If it lands you in Boomer Sooner country, all the better.
The Sugar Bowl marked the 13th bowl game in which Bedenbaugh has coached. The first seven came at Texas Tech, where his Iowa Wesleyan coach, Mike Leach, cultivated a pass-happy offensive pedigree that since has taken Leach to Washington State.
Before landing in Lubbock, Texas – and, subsequently, NCAA Division I campuses at Arizona, West Virginia and Oklahoma – Bedenbaugh began his ascent on the smaller-school circuit. He admittedly thought lining fields, mopping weight room floors and driving buses at Panhandle State – “You know, all those things that you don’t do at Oklahoma,” Bedenbaugh said – would be standard wherever he went.
That’s helped him savor the OU experience even more after first getting a taste from Texas Tech’s Big 12 rivalry with the Sooners. Bedenbaugh figures he and wife Maryde, an Oklahoma native, could be in Norman for awhile alongside daughter Lacy and son William.
“I mean, do you have aspirations and things like that, yeah?

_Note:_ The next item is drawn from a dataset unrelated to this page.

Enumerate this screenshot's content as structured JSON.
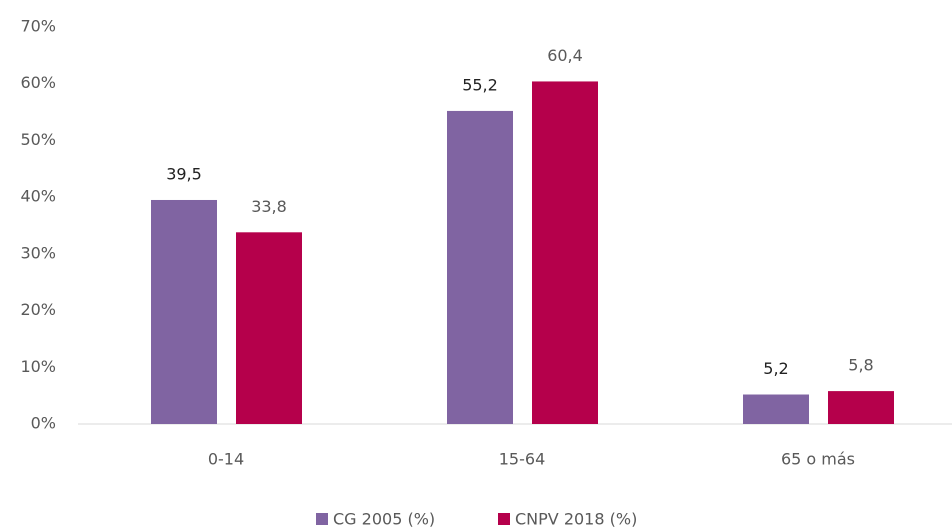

But you do the best job wherever you are and you work as hard as you can wherever you are and then if opportunities arise, then you kind of evaluate them and see where you’re at with them,” Bedenbaugh said. “There’s been a lot of opportunities that have come up and different situations I haven’t pursued, for whatever reason, so you’ve just got to find what the best thing for you and your family is.
“But the thing, you know, when you get to a place like Oklahoma, in reality, to me and to most people around the country ... there’s not much better than this. So there’s really, in my mind, nowhere to go from here.”
Much of Bedenbaugh’s family remains rooted in St. Charles, including his parents and brother, Ken, who works at the Norris Center as a facilities manager. Another brother, Jake, lives in Lake Geneva, Wis. Bedenbaugh has three half-brothers in South Carolina.
The Palmetto State never was a stop on the Bedenbaugh coaching tour, but it is one of the hubs of the Southeastern Conference, a league that also houses Alabama and what Sooners coach Bob Stoops has deemed lots of unnecessary hype.
The SEC produced the past seven national champions entering the season – Florida State’s last-minute heroics against Auburn in Monday’s BCS championship game prevented an eighth straight win – but Stoops was vocal in contending the rest of major college football could compete.
He and OU proved as much with a 45-31 victory against two-time defending champion Alabama.
“Obviously, doing that on that stage and playing so well on that stage obviously helps everything,” Bedenbaugh said. “The excitement, the recruiting, the players here wanting to get back to work and do even better next year.”
It’s also a pretty good conversation-starter for the next time Bedenbaugh gets home or touches base with former coaches. The 1990 St. Charles High graduate played under Buck Drach. His offensive line coach was Mark Gould, who was the lone coach in St. Charles North program history before retiring at the end of the 2012-13 school year.
Bedenbaugh recalls returning home from college and aspiring to start coaching locally and see where it took him. The phone rang, and he was off to Goodwell, Okla. Seven schools later, he’s back in Oklahoma, presumably to stay.
It’s like he always tells players: It’s all about being in the right position.
“You don’t get these opportunities very often, you know,” Bedenbaugh said, “and I was very fortunate to have it, and very fortunate to be here.”